Charles Barkley is an analyst who rarely holds anything back. So he did not mince words when it came to discussing the Brooklyn Nets hiring Steve Nash.
To be clear: Barkley’s issue was not with the Nets decision; he approves of the hire. What “disappointed” Sir Charles, however, were the other talking heads who used Nash’s hiring to highlight white privilege, while pointing out qualified Black candidates (including interim Jacque Vaughn, demoted to lead assistant again) were passed over.
One viewpoint came from ESPN analyst Stephen A. Smith, who was clear that his issue did not rest with Nash the player or incoming coach. “One of the best guys you could possibly meet in your life,” Smith said, “but a guy that has no experience whatsoever.”
“I was very disappointed in some of the guys on television today talking about white privilege. Very disappointed,” Barkley said on TNT’s “Inside the NBA” on Thursday. “They’re like, ‘Well, this doesn’t happen to Black guys.’ And I’m like, ‘It happened to Doc Rivers. It happened to Jason Kidd. It happened to Derek Fisher.’”

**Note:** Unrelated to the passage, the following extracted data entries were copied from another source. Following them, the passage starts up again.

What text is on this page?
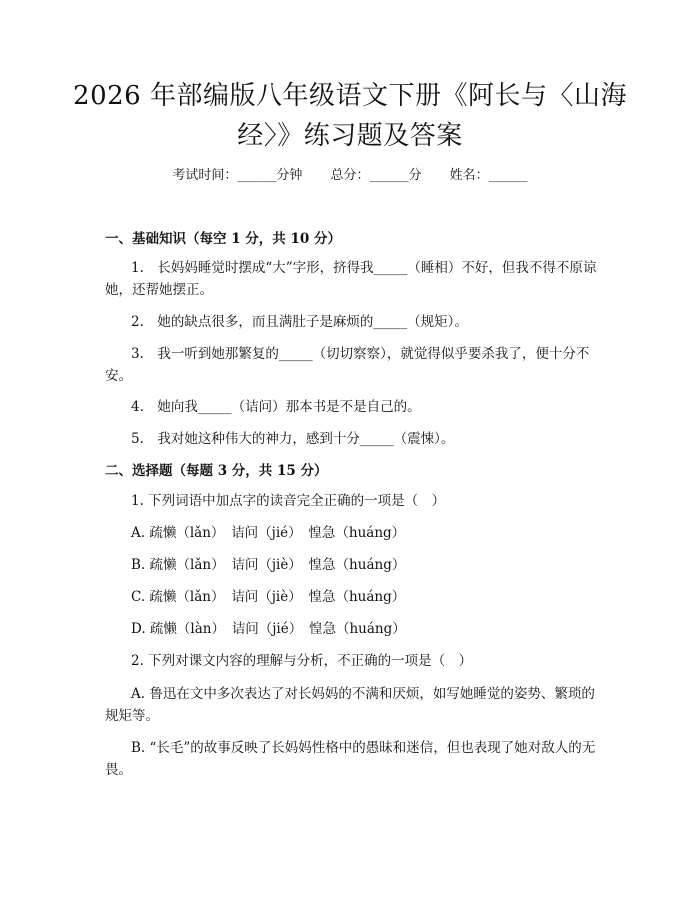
2026 年部编版八年级语文下册《阿长与〈山海经〉》练习题及答案
考试时间：______分钟 总分：______分 姓名：______
一、基础知识（每空 1 分，共 10 分）
1.　长妈妈睡觉时摆成“大”字形，挤得我_____（睡相）不好，但我不得不原谅她，还帮她摆正。
2.　她的缺点很多，而且满肚子是麻烦的_____（规矩）。
3.　我一听到她那繁复的_____（切切察察），就觉得似乎要杀我了，便十分不安。
4.　她向我_____（诘问）那本书是不是自己的。
5.　我对她这种伟大的神力，感到十分_____（震悚）。
二、选择题（每题 3 分，共 15 分）
1. 下列词语中加点字的读音完全正确的一项是（　）
A. 疏懒（lǎn）　诘问（jié）　惶急（huáng）
B. 疏懒（lǎn）　诘问（jiè）　惶急（huáng）
C. 疏懒（lǎn）　诘问（jiè）　惶急（huáng）
D. 疏懒（làn）　诘问（jié）　惶急（huáng）
2. 下列对课文内容的理解与分析，不正确的一项是（　）
A. 鲁迅在文中多次表达了对长妈妈的不满和厌烦，如写她睡觉的姿势、繁琐的规矩等。
B. “长毛”的故事反映了长妈妈性格中的愚昧和迷信，但也表现了她对敌人的无畏。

The issue, as Smith and others see it, is that Nash is another “exception to the rule” of needing years of coaching experience before landing a gig. Indeed, the former point guard has never been a coach, but he did serve as a player development consultant for the Golden State Warriors, where he built a relationship with Nets star Kevin Durant, over the last five years.
Nonetheless, Barkley was not here for any talk of “white privilege.”
“When you have a responsibility, especially when you have to talk about something as serious as race, you can’t be full of crap,” Barkley said. “You’ve got to be honest and fair.
“Steve Nash is a great player and a good dude. But I was so disappointed in some of these guys. I was like, ‘Dude, Black guys have done this before.’ Now, do we need more Black coaches in the NBA? Yes. Do we need more Black coaches in college football? Yes. Do we need more Black coaches in pro football. Yes.”